There are seven reasons why people may be inadmissible into the United States as foreign immigrants. Some of these reasons help protect the people already living in the country from illnesses or crimes, while others are a result of issues in your own past.
Understanding the types of inadmissibility could help determine if you can get a waiver to come to the United States despite your current status. Here are the eight possible reasons you could be inadmissible and ideas on what you can do to help yourself.
Health is the first reason you may not be admissible into the country. Those who have communicable diseases that could affect the public will generally not be able to enter the country. The diseases that fall into the category are listed specifically. Some include active tuberculosis, infectious leprosy and infectious syphillis.

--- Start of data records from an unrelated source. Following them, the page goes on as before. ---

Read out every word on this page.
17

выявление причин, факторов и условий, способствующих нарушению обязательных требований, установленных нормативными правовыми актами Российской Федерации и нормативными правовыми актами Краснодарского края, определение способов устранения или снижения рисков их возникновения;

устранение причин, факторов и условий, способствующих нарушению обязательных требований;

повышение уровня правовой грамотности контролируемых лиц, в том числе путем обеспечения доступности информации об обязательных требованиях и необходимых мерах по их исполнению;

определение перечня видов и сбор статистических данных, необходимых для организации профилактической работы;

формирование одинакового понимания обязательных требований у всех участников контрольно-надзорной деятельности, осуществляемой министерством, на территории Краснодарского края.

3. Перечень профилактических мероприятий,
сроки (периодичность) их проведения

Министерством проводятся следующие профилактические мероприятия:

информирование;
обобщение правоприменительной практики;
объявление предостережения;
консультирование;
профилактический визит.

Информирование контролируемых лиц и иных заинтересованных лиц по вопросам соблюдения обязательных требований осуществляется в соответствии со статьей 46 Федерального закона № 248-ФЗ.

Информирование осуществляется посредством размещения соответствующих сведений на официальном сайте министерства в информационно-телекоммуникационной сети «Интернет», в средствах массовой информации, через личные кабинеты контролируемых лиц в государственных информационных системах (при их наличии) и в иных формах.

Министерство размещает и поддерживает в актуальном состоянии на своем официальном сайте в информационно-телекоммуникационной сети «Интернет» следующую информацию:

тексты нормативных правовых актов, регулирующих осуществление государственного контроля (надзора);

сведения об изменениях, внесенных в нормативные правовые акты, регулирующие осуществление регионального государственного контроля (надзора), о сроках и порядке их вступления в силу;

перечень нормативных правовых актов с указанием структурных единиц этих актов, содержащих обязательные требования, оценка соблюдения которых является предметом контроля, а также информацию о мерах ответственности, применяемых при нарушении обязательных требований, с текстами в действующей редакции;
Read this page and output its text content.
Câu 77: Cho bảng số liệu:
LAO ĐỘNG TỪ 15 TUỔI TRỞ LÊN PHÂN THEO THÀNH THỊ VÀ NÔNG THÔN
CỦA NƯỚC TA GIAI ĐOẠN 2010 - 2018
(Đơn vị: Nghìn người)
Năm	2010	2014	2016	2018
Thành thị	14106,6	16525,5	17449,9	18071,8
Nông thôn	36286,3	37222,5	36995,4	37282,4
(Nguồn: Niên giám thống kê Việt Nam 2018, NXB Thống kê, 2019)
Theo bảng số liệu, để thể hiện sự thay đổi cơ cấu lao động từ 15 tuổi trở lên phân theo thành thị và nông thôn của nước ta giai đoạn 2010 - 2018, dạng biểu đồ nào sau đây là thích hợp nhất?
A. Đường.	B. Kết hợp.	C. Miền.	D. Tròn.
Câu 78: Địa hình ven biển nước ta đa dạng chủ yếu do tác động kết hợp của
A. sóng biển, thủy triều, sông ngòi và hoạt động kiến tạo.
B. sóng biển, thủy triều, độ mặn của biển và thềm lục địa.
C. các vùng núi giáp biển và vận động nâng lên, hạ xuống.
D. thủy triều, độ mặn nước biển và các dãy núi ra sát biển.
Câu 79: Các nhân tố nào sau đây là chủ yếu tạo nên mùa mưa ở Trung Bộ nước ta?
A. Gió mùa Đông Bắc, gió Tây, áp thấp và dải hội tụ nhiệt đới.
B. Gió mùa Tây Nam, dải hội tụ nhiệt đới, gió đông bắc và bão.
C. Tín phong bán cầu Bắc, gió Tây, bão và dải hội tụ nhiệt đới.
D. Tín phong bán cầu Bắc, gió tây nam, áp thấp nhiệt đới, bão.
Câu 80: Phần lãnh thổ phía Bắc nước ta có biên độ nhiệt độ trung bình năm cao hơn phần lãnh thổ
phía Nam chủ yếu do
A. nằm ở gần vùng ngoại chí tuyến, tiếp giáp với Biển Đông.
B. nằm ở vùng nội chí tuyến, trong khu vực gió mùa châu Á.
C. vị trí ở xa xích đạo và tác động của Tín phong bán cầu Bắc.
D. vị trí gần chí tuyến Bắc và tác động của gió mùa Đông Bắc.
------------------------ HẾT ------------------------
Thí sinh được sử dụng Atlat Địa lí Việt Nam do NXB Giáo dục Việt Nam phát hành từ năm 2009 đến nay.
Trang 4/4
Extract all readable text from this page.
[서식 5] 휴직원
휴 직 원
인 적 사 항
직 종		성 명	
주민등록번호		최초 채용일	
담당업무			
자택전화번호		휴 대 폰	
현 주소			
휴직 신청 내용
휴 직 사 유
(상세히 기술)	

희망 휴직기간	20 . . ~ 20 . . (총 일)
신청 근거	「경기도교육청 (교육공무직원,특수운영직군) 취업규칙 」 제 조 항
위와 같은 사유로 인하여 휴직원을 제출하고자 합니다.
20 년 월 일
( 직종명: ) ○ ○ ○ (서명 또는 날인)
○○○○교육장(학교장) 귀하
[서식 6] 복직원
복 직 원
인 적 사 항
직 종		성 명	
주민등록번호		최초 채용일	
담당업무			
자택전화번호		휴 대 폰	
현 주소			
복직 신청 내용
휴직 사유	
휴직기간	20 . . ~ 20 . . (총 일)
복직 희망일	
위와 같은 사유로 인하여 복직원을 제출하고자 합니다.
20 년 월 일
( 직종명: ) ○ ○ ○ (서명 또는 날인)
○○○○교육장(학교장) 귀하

If you've committed serious crimes in the past, you may not be admissible. Serious crimes are things such as murder or homicides, as determined by the United States government.
3. National security
If your presence in the United States is a threat to national security, it's certain that you won't be able to enter. However, there are exceptions. Understand that those who participated in genocide or the Nazi persecutions are inadmissible. Likewise, anyone who is part of a terrorist organization is not legally allowed to enter the United States.
4. Lack of certifications
It's normal to need a labor certification when you come to the United States. If you have no skills, it will be hard to find work, so the government wants to see that you're able and willing to work.
5. Unlawful past presence
If you entered the United States illegally in the past, you may have a restriction placed on you for a number of years or permanently. It's a good idea to talk to your immigration attorney about the possibility of obtaining a waiver in the future.
6. Possibility of being a public charge
If you could end up having to use public services and benefits or otherwise be supported by the government, you may be refused entry.
Fraud is a serious crime in the United States, and if it's discovered that you're trying to enter through fraudulent means or with fraudulent information, you will not be allowed admission.
These are just brief outlines of the reasons you may not be admitted into the United States. Your attorney can review your case to determine if there is anything you can do to obtain a waiver. If you have an immediate relative in the country already, that may help you obtain a waiver to enter.